Her gün maalesef manşetlerden düşmeyen gündem maddelerinden biri kadın cinayetleridir. Her türlü önlemleler rağmen kadın cinayetinin olmadığı gün yoktur. Gerek mevzuatta olsun gerekse polisiye tedbirleri olsun bütün çabalar kadın cinayetlerini önleyememektedir. Durum böyle olunca bu işin polisiye tedbirleriyle çözülemeyeceği açıktır. Zira 24 saat herkesin başına polis dikemezsiniz. Dikseniz dahi bu sorunu çözmeye yetmiyor.
Peki kadın cinayetlerinin psikolojik, sosyolojik, ahlaki sebepleri hiç inceleniyor mu? Yüce Allah'ın: "Birbirleriyle huzur, sükûn bulsun..." (Araf 7/189) diye yarattığı, birbirini severek bir araya gelen, birbirleriyle hayatlarını birleştiren, birbirleriyle evlenen kişiler neden birbirlerinin canına kast ediyorlar. Cinayet işliyorlar.
Bu işin bir eğitim boyutu var. Ahlaki boyutu var. Sosyolojik boyut vardır. Gelişen teknolojinin hayatımıza olumsuz yansımaları da olmaktadır. Hız ve haz tutkusu da bazı insanlarda sağlıklı düşünmeyi, doğru karar vermeyi zorlaştırmaktadır. Artık günümüzde dünya bir ölçüde küçülüp cebe sığar olmuştur. İşte cebe sığan dünya insanları da kabına sığmaz duruma getirmektedir. Kabına sığmayanlar da başka arayışlara, başka zevklerin peşine takılarak yuvalarını dağıtmakta, durumlar kontrolden çıktığı zaman da cinayetler işleyebilmektedir.

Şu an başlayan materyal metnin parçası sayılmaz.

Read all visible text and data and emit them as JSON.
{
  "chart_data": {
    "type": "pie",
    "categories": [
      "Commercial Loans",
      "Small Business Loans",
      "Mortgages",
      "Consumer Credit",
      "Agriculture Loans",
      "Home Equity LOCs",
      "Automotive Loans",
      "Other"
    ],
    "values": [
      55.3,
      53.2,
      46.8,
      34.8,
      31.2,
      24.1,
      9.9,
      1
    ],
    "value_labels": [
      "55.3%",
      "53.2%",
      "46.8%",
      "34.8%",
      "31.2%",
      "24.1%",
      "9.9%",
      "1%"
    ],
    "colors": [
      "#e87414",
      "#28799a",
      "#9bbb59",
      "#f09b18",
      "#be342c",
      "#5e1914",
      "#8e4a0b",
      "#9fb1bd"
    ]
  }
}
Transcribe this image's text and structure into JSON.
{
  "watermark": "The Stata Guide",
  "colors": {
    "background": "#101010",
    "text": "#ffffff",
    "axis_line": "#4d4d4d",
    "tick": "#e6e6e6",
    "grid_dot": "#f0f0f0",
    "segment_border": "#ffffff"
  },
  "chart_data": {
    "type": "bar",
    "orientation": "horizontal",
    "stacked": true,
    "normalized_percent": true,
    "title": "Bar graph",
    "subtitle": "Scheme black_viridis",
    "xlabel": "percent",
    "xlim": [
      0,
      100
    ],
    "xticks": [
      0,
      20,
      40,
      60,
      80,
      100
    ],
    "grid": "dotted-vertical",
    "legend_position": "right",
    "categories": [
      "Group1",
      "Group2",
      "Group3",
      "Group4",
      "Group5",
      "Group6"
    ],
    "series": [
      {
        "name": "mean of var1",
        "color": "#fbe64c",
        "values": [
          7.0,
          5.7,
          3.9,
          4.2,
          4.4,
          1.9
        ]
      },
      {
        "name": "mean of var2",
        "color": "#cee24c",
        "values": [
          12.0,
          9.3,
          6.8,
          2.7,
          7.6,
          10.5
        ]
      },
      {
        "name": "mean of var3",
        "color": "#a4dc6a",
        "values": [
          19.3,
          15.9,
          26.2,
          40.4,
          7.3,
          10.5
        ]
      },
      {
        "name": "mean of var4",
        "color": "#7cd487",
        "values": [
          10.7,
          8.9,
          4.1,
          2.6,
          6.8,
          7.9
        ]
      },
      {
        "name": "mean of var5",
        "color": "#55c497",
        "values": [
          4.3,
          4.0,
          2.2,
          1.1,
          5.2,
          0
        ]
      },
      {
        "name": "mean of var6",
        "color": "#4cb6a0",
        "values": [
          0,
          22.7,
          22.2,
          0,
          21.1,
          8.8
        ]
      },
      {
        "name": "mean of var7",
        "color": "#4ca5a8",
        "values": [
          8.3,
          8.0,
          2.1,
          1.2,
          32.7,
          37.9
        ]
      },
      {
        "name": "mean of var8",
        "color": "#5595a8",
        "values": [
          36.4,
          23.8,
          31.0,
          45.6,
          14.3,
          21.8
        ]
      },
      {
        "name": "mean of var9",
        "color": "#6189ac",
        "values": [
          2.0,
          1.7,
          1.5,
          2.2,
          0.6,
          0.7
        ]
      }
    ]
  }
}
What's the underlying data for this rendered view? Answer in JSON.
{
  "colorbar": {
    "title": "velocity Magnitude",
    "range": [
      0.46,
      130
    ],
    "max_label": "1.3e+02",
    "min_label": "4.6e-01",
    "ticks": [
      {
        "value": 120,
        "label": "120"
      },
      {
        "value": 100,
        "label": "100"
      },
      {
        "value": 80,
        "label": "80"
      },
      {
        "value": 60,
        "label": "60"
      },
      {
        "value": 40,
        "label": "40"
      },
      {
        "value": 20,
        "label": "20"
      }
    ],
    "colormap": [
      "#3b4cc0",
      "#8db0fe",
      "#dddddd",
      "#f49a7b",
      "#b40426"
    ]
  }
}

Aile saadetinde sevgi, saygı, sabır ve sadakat olmalıdır. Eşler veya nikahsız bir arada yaşayanlar bir ölçüde birbirlerini severek bu işe başlıyorlar. Birbirlerine sadık olmayınca sevgi kısa sürede bitiyor, sonra düşmanlık ve arkasında cinayetler...
Bizim kültürümüzde kadın beyaz gelinlikle girdiği eve, beyaz kefenle çıkardı. Ancak ahlaki çöküntünün bir sonucu olarak bu durum erozyona uğramaktadır. Aile içi şiddet ve boşanmalar ve arkasında cinayetler maalesef bütün tedbirlere rağmen önlenemiyor. Peki bu tür aile içi şiddeti ve cinayetleri önlemenin bir yolu yok mudur? Elbette vardır. Ancak böyle bir yöntemi deneyecek, uygulayacak irade yoktur.
Şimdi normal şartlarda evlilikleri ömür boyu sürdürmek üzere kurmak gerekir. Ancak gerçekten makul sebeplerden dolayı bu evliliği sürdürmek kadına da erkeğe de zarar veriyorsa usulünce ayrılmak gerekir. Bu konuda da Yüce Allah'a kulak verelim: "Eğer karı-kocanın aralarının açılmasından korkarsanız erkeğin ailesinden bir hakem, kadının ailesinden bir hakem gönderin. Bunlar barıştırmak isterlerse Allah aralarını bulur. Şüphesiz Allah her şeyi bilendir, haberdardır" (Nisa 4/35)
Demek ki eşler en ufak bir problemde hemen mahkeme kapılarına koşmayacaklar, evlerini terk etmeyecekler. Eşler arasında bir anlaşmazlık ortaya çıktığı zaman aile büyüklerine danışacaklar. Kadının ailesinden bilgili, anlayışlı bir kişiyi, yine erkeğin ailesinden de aynı şekilde bilgili, anlayışlı, yol yordam bilen birer kişi o eşler arasında hakemlik yaparak onları uzlaştırmaya, barıştırmaya çalışacaklardır. Ancak bütün çabalara rağmen o evlilik sürdürülemiyorsa, eşler birbirinin mahremiyetlerini ifşa etmeden, birbirlerini kırmadan usulünce ayrılacaklardır.
Yüce Allah'ın helaller arasında en sevmediği şey talaktır, yani boşamadır. Boşanan eşlerin bir de nafaka konusu vardır ki bu da erkeğin sorumluluğudur. Erkeğin boşadığı karısı hamile ise çocuğunu doğurana kadar, hamile değil ise üç aya kadar nafakası onu boşayan eşine aittir. Çok kısa bir süre evli kalıp nerede ise ömür boyu nafaka almak da bu işin istismar edilmesine sebep olmaktadır. Zaten bu konu kamuoyu tarafından tartışılmakta, bir düzenlenme beklenmektedir.